The most glaring example is how House Republicans addressed the need to raise the debt ceiling in 2011. And its going to be repeated in 2013, per Senator McConnell in a Fox News statement.
Adding to this partisan warfare is the increased role of money on our politics - the worst of any time in over a century, possibly ever.
The authors grant former Speaker Gingrich special dishonor - painting the House as elitist, corrupt and arrogant when the Democrats controlled. His strategy - convince voters the institution was so corrupt that anyone wold be better than the Democratic incumbents. Further, his partisan attacks on adversaries created a new norm in which colleagues with differing views became mortal enemies, created the permanent campaign, and prioritized electoral goals over policy. (A current example - Rep. West, Florida Republican's recent assertion that there are 78 - 81 Democrats in Congress who are members of the Communist Party - a ridiculous statement that has yet to be condemned by Republican congressional leaders or presidential candidates.)

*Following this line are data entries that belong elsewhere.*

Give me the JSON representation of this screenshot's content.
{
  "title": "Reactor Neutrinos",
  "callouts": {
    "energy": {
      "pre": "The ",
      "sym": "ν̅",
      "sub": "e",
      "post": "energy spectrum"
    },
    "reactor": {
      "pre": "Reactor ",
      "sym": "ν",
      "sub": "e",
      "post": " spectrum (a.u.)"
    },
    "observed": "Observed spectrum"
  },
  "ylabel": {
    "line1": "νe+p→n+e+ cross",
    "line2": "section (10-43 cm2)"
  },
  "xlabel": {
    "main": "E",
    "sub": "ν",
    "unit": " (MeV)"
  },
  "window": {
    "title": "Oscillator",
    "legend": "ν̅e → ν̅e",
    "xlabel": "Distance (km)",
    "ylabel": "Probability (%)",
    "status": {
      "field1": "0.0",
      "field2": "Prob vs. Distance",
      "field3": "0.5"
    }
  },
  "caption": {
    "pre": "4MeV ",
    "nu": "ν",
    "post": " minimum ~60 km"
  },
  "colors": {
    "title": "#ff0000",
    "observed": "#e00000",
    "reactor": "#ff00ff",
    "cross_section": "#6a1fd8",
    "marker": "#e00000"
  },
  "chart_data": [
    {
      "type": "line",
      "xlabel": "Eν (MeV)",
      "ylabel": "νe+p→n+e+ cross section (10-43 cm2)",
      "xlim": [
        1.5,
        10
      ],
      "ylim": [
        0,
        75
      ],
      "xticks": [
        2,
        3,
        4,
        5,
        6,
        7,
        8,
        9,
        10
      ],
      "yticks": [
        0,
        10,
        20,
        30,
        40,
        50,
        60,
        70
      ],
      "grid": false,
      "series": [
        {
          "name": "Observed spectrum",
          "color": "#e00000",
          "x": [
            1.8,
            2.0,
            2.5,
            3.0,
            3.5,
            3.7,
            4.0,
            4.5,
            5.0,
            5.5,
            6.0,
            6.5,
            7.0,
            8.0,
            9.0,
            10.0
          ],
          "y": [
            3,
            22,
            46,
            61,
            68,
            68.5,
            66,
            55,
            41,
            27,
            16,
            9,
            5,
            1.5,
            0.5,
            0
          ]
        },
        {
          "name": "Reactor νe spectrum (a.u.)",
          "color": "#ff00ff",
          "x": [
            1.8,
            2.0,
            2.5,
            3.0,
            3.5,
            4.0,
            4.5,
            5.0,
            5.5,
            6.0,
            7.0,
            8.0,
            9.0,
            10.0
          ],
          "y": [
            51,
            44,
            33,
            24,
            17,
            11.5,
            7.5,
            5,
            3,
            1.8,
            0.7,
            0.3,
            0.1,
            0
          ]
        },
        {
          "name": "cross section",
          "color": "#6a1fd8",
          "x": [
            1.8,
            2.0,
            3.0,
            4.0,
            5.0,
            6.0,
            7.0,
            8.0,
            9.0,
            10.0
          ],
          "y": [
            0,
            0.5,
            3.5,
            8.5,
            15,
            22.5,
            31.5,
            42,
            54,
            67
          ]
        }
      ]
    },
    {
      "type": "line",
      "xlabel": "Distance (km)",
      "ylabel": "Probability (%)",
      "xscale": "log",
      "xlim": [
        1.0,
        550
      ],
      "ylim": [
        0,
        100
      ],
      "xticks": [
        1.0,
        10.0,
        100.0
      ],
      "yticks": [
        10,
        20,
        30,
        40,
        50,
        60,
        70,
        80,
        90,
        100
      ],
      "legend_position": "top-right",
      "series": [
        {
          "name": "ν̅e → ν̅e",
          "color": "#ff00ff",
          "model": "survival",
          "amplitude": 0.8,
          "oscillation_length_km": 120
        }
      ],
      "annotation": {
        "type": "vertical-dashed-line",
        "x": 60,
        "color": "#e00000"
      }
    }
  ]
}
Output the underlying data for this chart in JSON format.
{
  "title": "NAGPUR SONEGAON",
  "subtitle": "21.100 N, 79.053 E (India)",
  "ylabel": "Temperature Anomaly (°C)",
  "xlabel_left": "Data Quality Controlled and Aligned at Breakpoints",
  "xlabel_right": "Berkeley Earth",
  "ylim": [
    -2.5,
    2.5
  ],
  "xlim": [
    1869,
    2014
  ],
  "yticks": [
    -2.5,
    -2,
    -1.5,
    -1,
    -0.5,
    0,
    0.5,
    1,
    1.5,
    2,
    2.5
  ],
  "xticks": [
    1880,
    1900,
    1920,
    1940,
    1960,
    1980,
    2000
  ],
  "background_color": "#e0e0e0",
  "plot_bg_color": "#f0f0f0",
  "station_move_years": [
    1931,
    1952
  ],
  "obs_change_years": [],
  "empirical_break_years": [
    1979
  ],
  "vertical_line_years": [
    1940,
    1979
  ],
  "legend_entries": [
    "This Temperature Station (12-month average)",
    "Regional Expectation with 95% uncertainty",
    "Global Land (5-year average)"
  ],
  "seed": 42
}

Grover Norquist offers another example of the take-no-prisoners approach. His Taxpayer Protection Pledge binds signers to never support a tax increase or close tax loopholes - as of the end of 2011 it had been signed by 238 of 242 House Republicans and 41 of the 47 GOP senators. Other pledges have followed - eg. opposing climate change, that box in moderates and make cross-party coalitions nearly impossible. Failure to sign such pledges makes a primary challenge too likely. Loud denunciation of 'ObamaCare' has become a litmus test for anyone hoping to be called a 'conservative.'
Mike Lofgren, veteran Republican congressional staffer, ended his career last year after almost thirty years. He wrote, 'The Republican Party is becoming less and less like a traditional political party . . . and more like an apocalyptic cult, or intensely ideological authoritarian parties of earlier Europe.'
Republicans in the Senate now repeatedly abuse the confirmation process to block innumerable nominees.
The news media also don't escape criticism - for failing to cover how the Republican Party has been transformed, and simply writing stories that imply both sides are equally implicated. The authors contend the media will have to start being more objective.
Bottom-Line: "It's Even worse Than It Looks" is level-headed, and fits well with other reports - eg. Chris Mooney's analysis of Republican psychological attributes and their chronic denial of, and ignoring facts. (Republican anti-intellectualism makes it easier to believe/claim government can do no good and shouldn't get more tax money.) The book also fits well with Amazon reviewers assessment of even marginally political books - those not fitting conservative ideology are regularly and uniformly panned, as well as those that condemn works that do. Practitioners of Republican politics are now dominated by vacuous ideology.